Знающий, любящий, внимательный огляд того, что сызмалу близко глазам и сердцу, — не оттого ли поэт снова возвращается к исходному и самому дорогому:

«Что сравнить с этим Кремлём, который, окружаясь зубчатыми стенами, красуясь золотыми главами соборов, возлежит на высокой горе, как державный венец на челе грозного владыки?..

Он алтарь России, на нём должны совершаться и уже совершались многие жертвы, достойные отечества… Давно ли, как баснословный феникс, он возродился из пылающего своего праха?..

Что величественнее этих мрачных храмин, тесно составленных в одну кучу, этого таинственного дворца Годунова, коего холодные столбы и плиты столько лет уже не слышат звуков человеческого голоса, подобно могильному мавзолею, возвышающемуся среди пустыни в память царей великих?!

Нет, ни Кремля, ни его зубчатых стен, ни его тёмных переходов, ни пышных дворцов его описать невозможно… Надо видеть, видеть… надо чувствовать всё, что они говорят сердцу и воображению!..»

Какая же чистая любовь к Родине горела в «разочарованном» юноше! Незаметно для всех, светясь словно тайная лампада в душе…

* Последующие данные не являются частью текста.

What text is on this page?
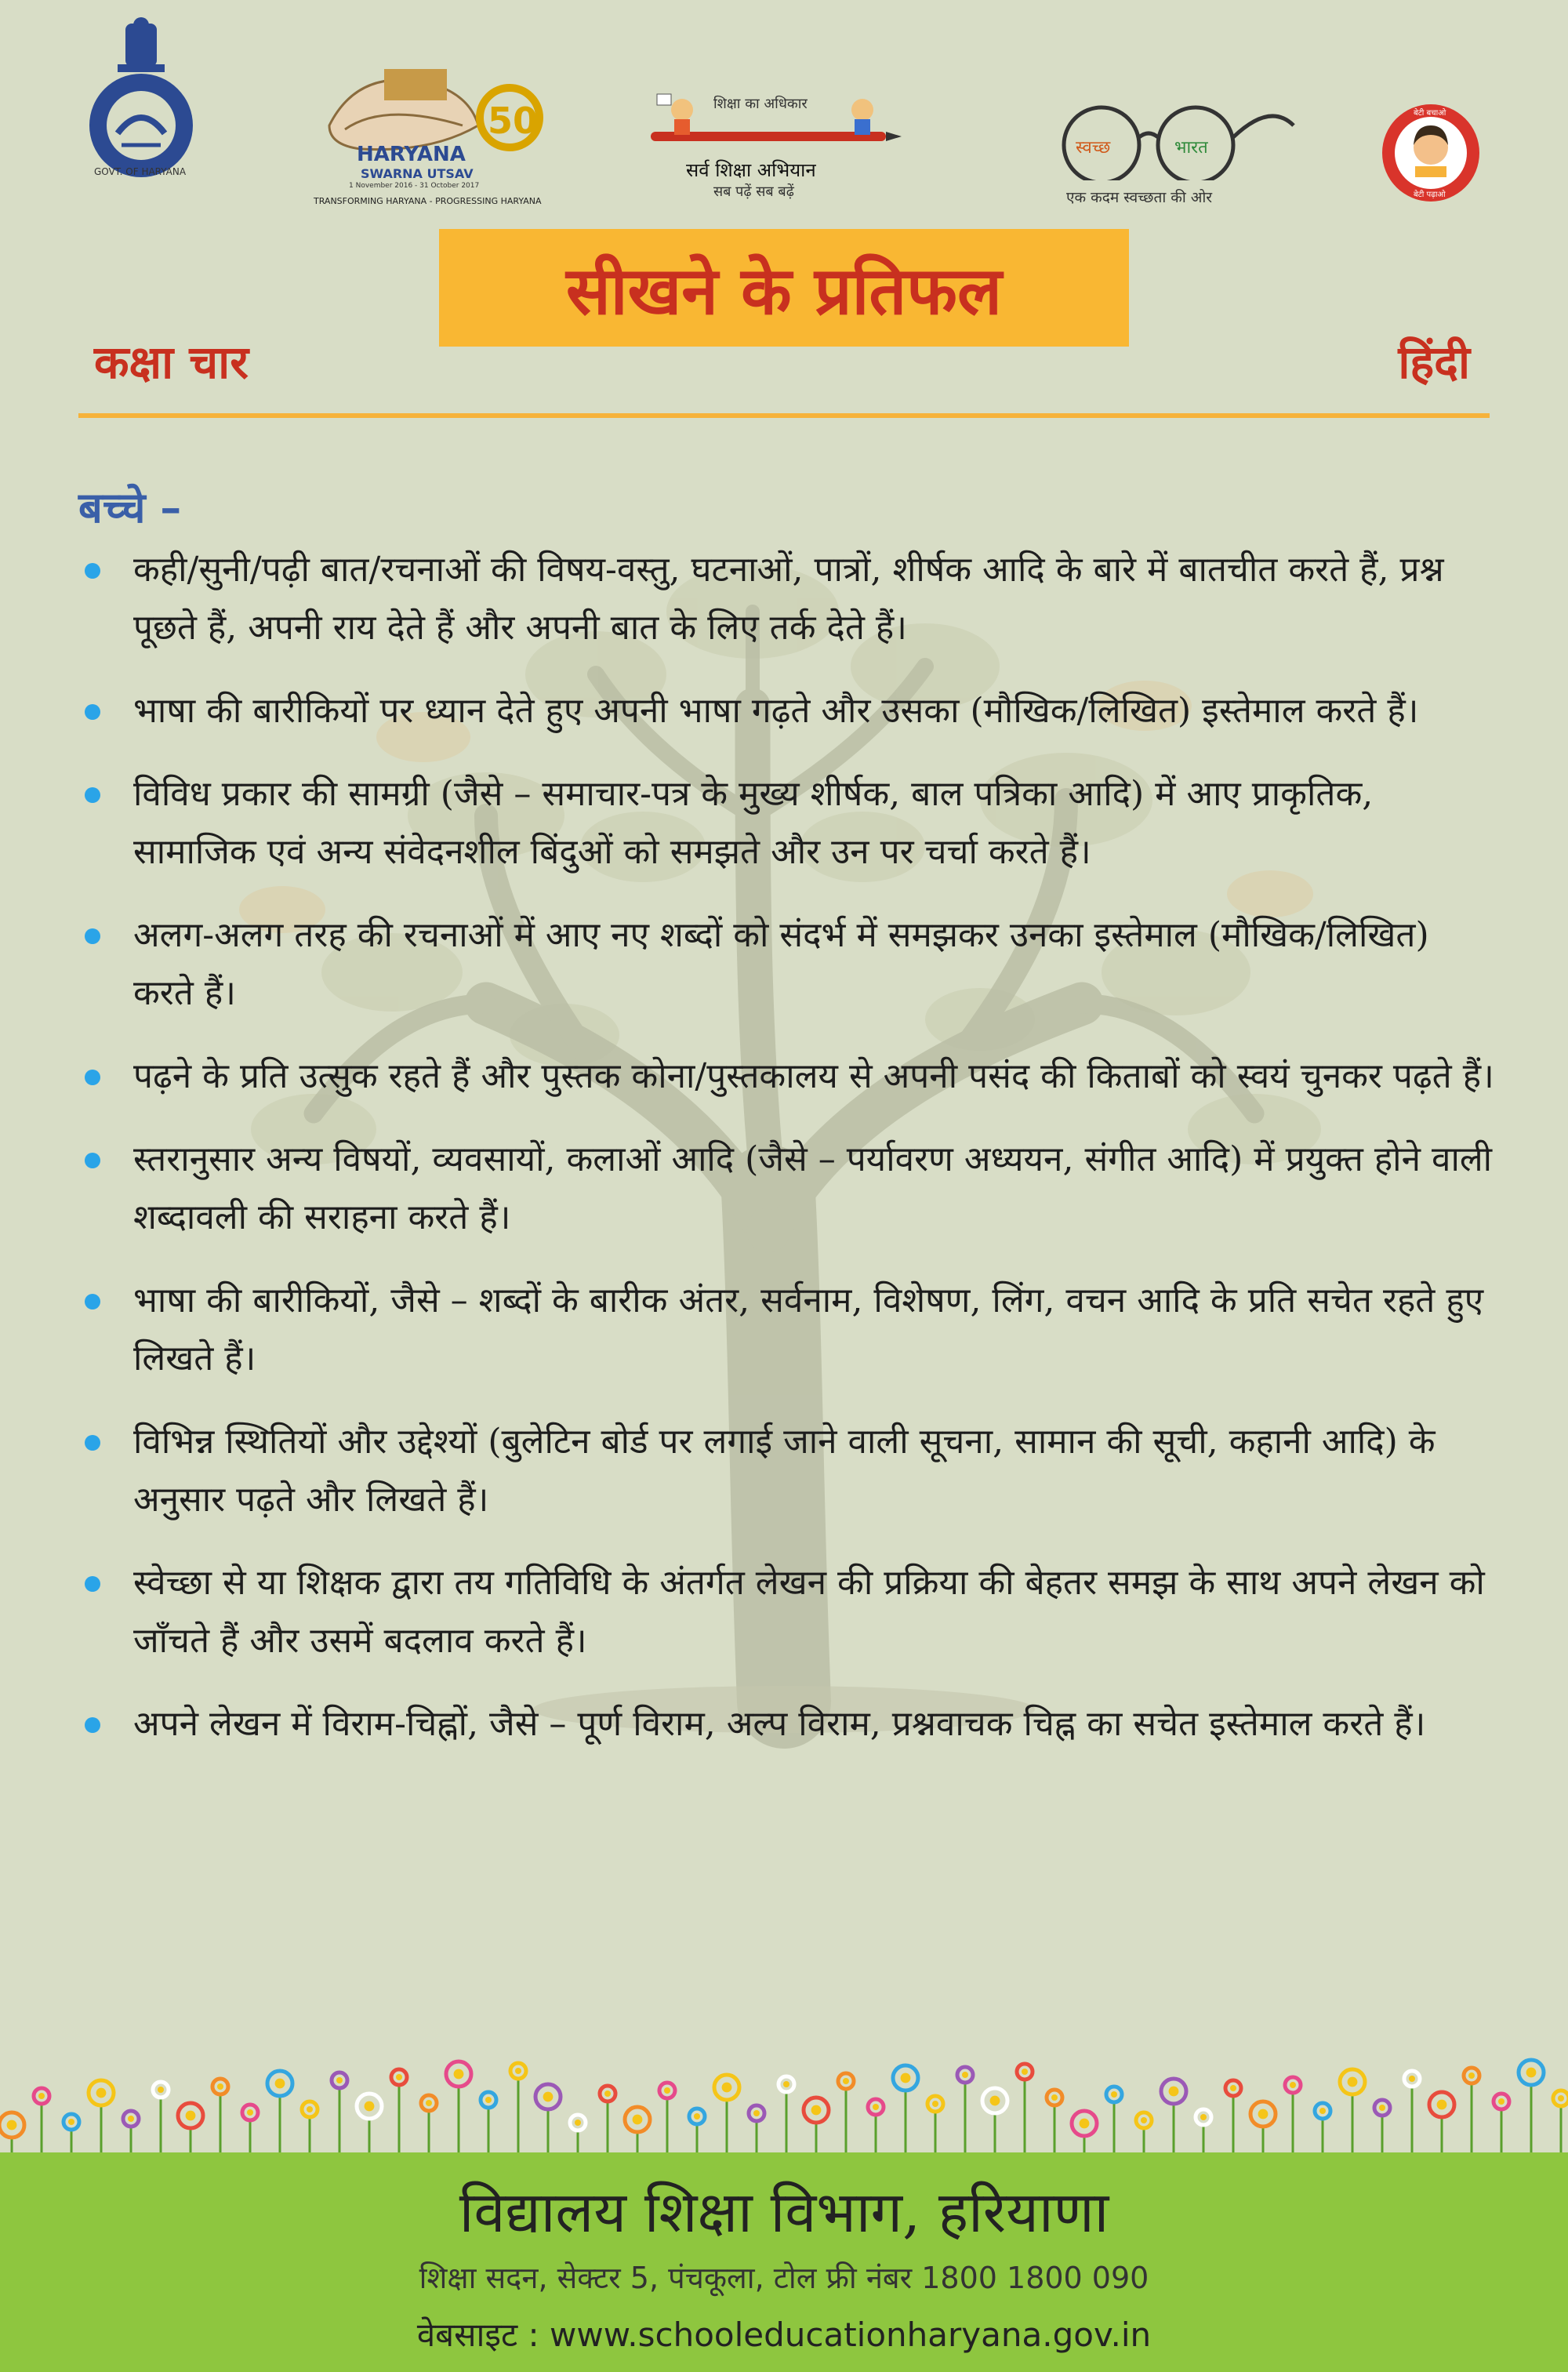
GOVT. OF HARYANA
50
HARYANA
SWARNA UTSAV
1 November 2016 - 31 October 2017
TRANSFORMING HARYANA - PROGRESSING HARYANA
शिक्षा का अधिकार
सर्व शिक्षा अभियान
सब पढ़ें सब बढ़ें
स्वच्छ	भारत
एक कदम स्वच्छता की ओर
बेटी बचाओ
बेटी पढ़ाओ
सीखने के प्रतिफल
कक्षा चार	हिंदी
बच्चे –
कही/सुनी/पढ़ी बात/रचनाओं की विषय-वस्तु, घटनाओं, पात्रों, शीर्षक आदि के बारे में बातचीत करते हैं, प्रश्न पूछते हैं, अपनी राय देते हैं और अपनी बात के लिए तर्क देते हैं।
भाषा की बारीकियों पर ध्यान देते हुए अपनी भाषा गढ़ते और उसका (मौखिक/लिखित) इस्तेमाल करते हैं।
विविध प्रकार की सामग्री (जैसे – समाचार-पत्र के मुख्य शीर्षक, बाल पत्रिका आदि) में आए प्राकृतिक, सामाजिक एवं अन्य संवेदनशील बिंदुओं को समझते और उन पर चर्चा करते हैं।
अलग-अलग तरह की रचनाओं में आए नए शब्दों को संदर्भ में समझकर उनका इस्तेमाल (मौखिक/लिखित) करते हैं।
पढ़ने के प्रति उत्सुक रहते हैं और पुस्तक कोना/पुस्तकालय से अपनी पसंद की किताबों को स्वयं चुनकर पढ़ते हैं।
स्तरानुसार अन्य विषयों, व्यवसायों, कलाओं आदि (जैसे – पर्यावरण अध्ययन, संगीत आदि) में प्रयुक्त होने वाली शब्दावली की सराहना करते हैं।
भाषा की बारीकियों, जैसे – शब्दों के बारीक अंतर, सर्वनाम, विशेषण, लिंग, वचन आदि के प्रति सचेत रहते हुए लिखते हैं।
विभिन्न स्थितियों और उद्देश्यों (बुलेटिन बोर्ड पर लगाई जाने वाली सूचना, सामान की सूची, कहानी आदि) के अनुसार पढ़ते और लिखते हैं।
स्वेच्छा से या शिक्षक द्वारा तय गतिविधि के अंतर्गत लेखन की प्रक्रिया की बेहतर समझ के साथ अपने लेखन को जाँचते हैं और उसमें बदलाव करते हैं।
अपने लेखन में विराम-चिह्नों, जैसे – पूर्ण विराम, अल्प विराम, प्रश्नवाचक चिह्न का सचेत इस्तेमाल करते हैं।
विद्यालय शिक्षा विभाग, हरियाणा
शिक्षा सदन, सेक्टर 5, पंचकूला, टोल फ्री नंबर 1800 1800 090
वेबसाइट : www.schooleducationharyana.gov.in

И — подпись под сочинением в тетради:

«Юнкер Л. Г. гусарского полка Лермонтов».

Месть Хаджи Абрека

Критик В. Т. Плаксин преподавал в юнкерской школе русский язык и литературу. По его заданию, целью которого было выявить способности к описанию, Лермонтов и сочинил «Панораму Москвы». Василий Тимофеевич, знакомый в рукописи с «Демоном» и лирическими стихами своего воспитанника, не особо отметил эту учебную, что-то вроде домашнего задания, работу, разве что против слов о «грязной толпе» черкнул: «Дурная картина». Но когда учитель словесности прочёл поэму «Хаджи Абрек», которую представил ему в канун производства в офицеры юнкер Лермонтов, Плаксин поднялся со стула и торжественно произнёс: «Приветствую будущего поэта России!» Позднее он признавался, что провидел в Лермонтове «необыкновенное поэтическое дарование». Однако романа «Герой нашего времени» критик не одобрил — отозвался о нём как о верном списке «с самой дурной натуры, которая не стоит искусства» — то бишь почти теми же словами, что и о неудачном, по его мнению, выражении в юношеском сочинении поэта.

Книжка «Библиотеки для чтения» с поэмой «Хаджи Абрек» вышла в свет летом 1835 года. Экземпляр этой книжки сохранился в библиотеке А. С. Пушкина, и, стало быть, Александр Сергеевич мог прочесть поэму, — читал он много. Сослуживец Лермонтова по лейб-гвардии Гусарскому полку граф Алексей Васильев впоследствии рассказывал литератору Петру Мартьянову, что Пушкин знал о Лермонтове, восхищался его стихами и даже однажды сказал такие слова: «Далеко мальчик пойдёт». Было ли это откликом на «Хаджи Абрека»? Вполне возможно! Как и то, что Пушкину были известны и другие стихи Лермонтова, — в те времена рукописи ещё неопубликованных произведений ходили по рукам не меньше, чем напечатанные книги.